Union president Tracy Zambory told Global News that the situation has led to families being sent to North Dakota, but did not offer specifics.

Cockrill said he has not spoken with Zambory but plans to reach out to see if he's unaware of a specific case.

"We work very hard to provide the highest level of care right here in the province," he said.

"To spread fear, to sow fear among expectant mothers that they're going to have to go to North Dakota because of capacity issues ... it's irresponsible."

The union did not provide a comment Tuesday.

The Opposition NDP also raised the allegation in a news conference earlier in the day.

"If I laboured through birth here in Regina and then I was told my baby is not well and you have to go to North Dakota, that's an F for the Sask. Party, that's a failing grade," rural health critic Meara Conway, who is pregnant, had said.

She later told reporters she doesn't regret bringing up the claim.

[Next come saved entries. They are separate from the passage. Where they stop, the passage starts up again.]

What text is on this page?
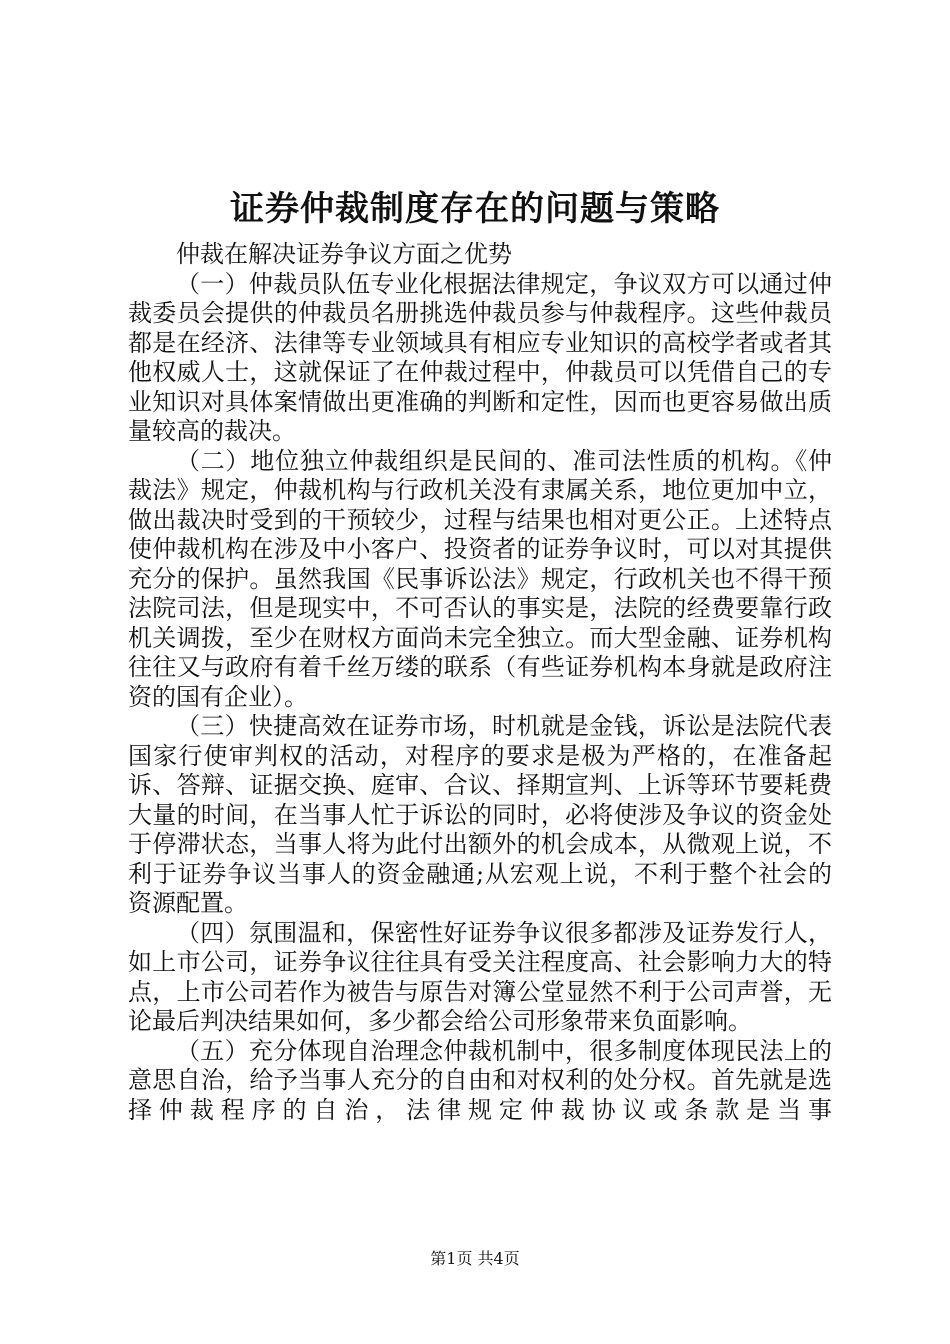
证券仲裁制度存在的问题与策略

仲裁在解决证券争议方面之优势

（一）仲裁员队伍专业化根据法律规定，争议双方可以通过仲裁委员会提供的仲裁员名册挑选仲裁员参与仲裁程序。这些仲裁员都是在经济、法律等专业领域具有相应专业知识的高校学者或者其他权威人士，这就保证了在仲裁过程中，仲裁员可以凭借自己的专业知识对具体案情做出更准确的判断和定性，因而也更容易做出质量较高的裁决。

（二）地位独立仲裁组织是民间的、准司法性质的机构。《仲裁法》规定，仲裁机构与行政机关没有隶属关系，地位更加中立，做出裁决时受到的干预较少，过程与结果也相对更公正。上述特点使仲裁机构在涉及中小客户、投资者的证券争议时，可以对其提供充分的保护。虽然我国《民事诉讼法》规定，行政机关也不得干预法院司法，但是现实中，不可否认的事实是，法院的经费要靠行政机关调拨，至少在财权方面尚未完全独立。而大型金融、证券机构往往又与政府有着千丝万缕的联系（有些证券机构本身就是政府注资的国有企业）。

（三）快捷高效在证券市场，时机就是金钱，诉讼是法院代表国家行使审判权的活动，对程序的要求是极为严格的，在准备起诉、答辩、证据交换、庭审、合议、择期宣判、上诉等环节要耗费大量的时间，在当事人忙于诉讼的同时，必将使涉及争议的资金处于停滞状态，当事人将为此付出额外的机会成本，从微观上说，不利于证券争议当事人的资金融通;从宏观上说，不利于整个社会的资源配置。

（四）氛围温和，保密性好证券争议很多都涉及证券发行人，如上市公司，证券争议往往具有受关注程度高、社会影响力大的特点，上市公司若作为被告与原告对簿公堂显然不利于公司声誉，无论最后判决结果如何，多少都会给公司形象带来负面影响。

（五）充分体现自治理念仲裁机制中，很多制度体现民法上的意思自治，给予当事人充分的自由和对权利的处分权。首先就是选择仲裁程序的自治，法律规定仲裁协议或条款是当事

第1页 共4页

"(Media) is one of the main ways that we get access to information, especially under this government," Conway said. "(The province) is exceptionally untransparent, especially when it comes to many of the challenges that we're seeing in our health-care system."

Conway said there are still issues at the intensive care unit that require scrutiny, including the 44 complaints lodged this year about staff shortages and a low supply of ventilators.

"(The minister) needs to put himself in the position of these expectant mothers, these families and these front-line health-care workers and address this crisis, instead of pointing fingers," she said.

Cockrill said overcapacity in the unit is a result of a surge in births and that the hospital is not low on ventilators.

He said the province has brought in extra staff to support the unit and that there is capacity in other Saskatchewan hospitals.

The NDP had introduced an emergency motion urging the province to address the crisis in the intensive care unit, but it was rejected by government members.

Saskatchewan has also been sending breast care patients to a private clinic in Calgary because of a lack of capacity. Cockrill has said the province is working to no longer send patients to Alberta's largest city but will continue to review its contract with the company, which ends next year.

Conway questioned the costs of sending patients out of province.

"It's part of a trend of not building our health-care system here at home," she said.